When we purchased the homes in 2005/2006, we didn't have a hard time renting the properties out because so many people loss their homes through foreclosure that we were able to rent them very easily.
Furthermore, even though many renters had bad credit, they were responsible people so credit wasn't a criteria that we used to rent to people. We looked at prior rental history and a spiritual gut check to determine our selection. We have never had to evict a tenant since we have been renting the properties.
I didn't do anything significant to research the area in Texas as I should have done. We did calculate the potential rents versus the mortgage payments to make sure that the rents would cover the mortgages.
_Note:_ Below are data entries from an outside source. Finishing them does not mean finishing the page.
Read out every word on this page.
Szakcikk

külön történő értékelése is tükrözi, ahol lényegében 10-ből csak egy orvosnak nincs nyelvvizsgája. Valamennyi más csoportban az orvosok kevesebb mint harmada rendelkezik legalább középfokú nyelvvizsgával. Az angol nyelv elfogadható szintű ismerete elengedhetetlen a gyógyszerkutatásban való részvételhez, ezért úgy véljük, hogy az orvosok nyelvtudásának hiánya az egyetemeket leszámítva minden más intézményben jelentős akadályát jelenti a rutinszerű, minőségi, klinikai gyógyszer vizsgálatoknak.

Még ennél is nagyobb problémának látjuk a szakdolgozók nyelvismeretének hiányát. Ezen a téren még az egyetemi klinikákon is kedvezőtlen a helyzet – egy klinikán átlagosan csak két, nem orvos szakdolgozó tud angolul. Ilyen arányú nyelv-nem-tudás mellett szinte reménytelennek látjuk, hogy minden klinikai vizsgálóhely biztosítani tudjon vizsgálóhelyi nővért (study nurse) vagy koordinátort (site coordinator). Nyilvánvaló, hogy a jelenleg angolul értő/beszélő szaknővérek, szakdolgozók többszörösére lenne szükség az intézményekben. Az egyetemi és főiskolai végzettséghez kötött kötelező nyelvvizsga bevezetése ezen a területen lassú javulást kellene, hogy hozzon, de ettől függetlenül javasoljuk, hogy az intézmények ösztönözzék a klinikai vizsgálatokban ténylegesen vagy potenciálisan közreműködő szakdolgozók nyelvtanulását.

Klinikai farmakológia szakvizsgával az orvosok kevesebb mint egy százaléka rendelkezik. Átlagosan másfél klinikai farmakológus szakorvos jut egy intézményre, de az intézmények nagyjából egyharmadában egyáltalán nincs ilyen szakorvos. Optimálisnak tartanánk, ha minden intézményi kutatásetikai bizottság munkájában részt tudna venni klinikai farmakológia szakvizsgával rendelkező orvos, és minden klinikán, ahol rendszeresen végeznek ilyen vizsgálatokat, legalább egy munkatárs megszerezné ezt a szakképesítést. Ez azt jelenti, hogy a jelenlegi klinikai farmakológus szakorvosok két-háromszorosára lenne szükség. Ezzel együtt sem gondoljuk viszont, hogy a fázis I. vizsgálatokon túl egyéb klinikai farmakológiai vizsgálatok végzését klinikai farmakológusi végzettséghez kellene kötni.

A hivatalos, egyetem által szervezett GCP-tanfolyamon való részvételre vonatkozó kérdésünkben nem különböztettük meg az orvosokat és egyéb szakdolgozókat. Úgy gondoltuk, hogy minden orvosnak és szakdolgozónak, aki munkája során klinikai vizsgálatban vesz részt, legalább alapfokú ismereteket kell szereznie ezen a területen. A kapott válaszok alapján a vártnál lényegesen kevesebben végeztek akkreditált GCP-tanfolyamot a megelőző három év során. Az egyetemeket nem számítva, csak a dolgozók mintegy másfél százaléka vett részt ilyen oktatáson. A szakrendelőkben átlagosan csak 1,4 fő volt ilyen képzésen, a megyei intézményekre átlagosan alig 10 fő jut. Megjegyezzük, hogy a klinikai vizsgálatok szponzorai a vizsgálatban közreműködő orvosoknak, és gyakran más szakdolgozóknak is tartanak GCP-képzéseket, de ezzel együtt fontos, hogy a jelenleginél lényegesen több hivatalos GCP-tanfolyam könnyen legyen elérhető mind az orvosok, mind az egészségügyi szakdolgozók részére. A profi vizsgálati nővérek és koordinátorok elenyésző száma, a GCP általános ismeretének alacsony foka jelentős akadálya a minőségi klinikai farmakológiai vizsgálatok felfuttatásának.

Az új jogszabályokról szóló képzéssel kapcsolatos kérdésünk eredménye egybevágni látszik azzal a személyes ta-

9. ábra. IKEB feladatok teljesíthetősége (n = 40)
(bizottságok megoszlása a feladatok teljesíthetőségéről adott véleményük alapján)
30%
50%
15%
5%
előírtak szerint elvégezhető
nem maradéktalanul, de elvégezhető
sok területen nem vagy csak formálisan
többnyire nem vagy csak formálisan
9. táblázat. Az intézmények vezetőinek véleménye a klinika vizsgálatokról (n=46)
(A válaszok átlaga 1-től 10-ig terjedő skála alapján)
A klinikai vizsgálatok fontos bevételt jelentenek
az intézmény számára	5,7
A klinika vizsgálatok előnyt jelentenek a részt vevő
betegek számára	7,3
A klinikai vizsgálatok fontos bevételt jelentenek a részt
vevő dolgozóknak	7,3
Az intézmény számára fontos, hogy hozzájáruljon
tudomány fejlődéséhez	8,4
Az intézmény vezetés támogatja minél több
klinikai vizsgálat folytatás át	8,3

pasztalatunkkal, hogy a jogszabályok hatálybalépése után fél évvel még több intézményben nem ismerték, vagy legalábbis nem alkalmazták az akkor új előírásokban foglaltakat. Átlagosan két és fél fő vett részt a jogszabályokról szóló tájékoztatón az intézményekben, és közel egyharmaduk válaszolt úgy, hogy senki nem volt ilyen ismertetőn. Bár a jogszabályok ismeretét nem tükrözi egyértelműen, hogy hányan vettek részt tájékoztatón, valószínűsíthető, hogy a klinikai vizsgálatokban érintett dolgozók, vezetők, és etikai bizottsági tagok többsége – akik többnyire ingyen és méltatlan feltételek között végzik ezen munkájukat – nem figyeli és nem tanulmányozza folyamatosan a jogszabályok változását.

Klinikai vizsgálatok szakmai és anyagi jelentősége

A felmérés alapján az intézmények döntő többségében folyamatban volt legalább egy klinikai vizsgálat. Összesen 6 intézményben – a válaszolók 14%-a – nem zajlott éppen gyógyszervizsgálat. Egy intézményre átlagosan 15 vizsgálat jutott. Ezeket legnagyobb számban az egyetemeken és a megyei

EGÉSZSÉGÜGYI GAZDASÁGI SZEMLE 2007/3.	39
We also believed that the prices of Texas property would eventually increase because so many people were leaving California due to the high property costs to come to Texas.
In any case, as long as the mortgages were covered by the renters, we had no intention to give up. Even when our equity dropped significantly during the downturn, it didn't matter as long as the houses were rented. It was a tough period if we just looked at equity alone but our goal was to have passive income.
At this point in time, we are dealing with refinancing challenges. If we can lower our interest rates on a few of the properties, the more we can keep in our pocket. Thanks for your encouragement.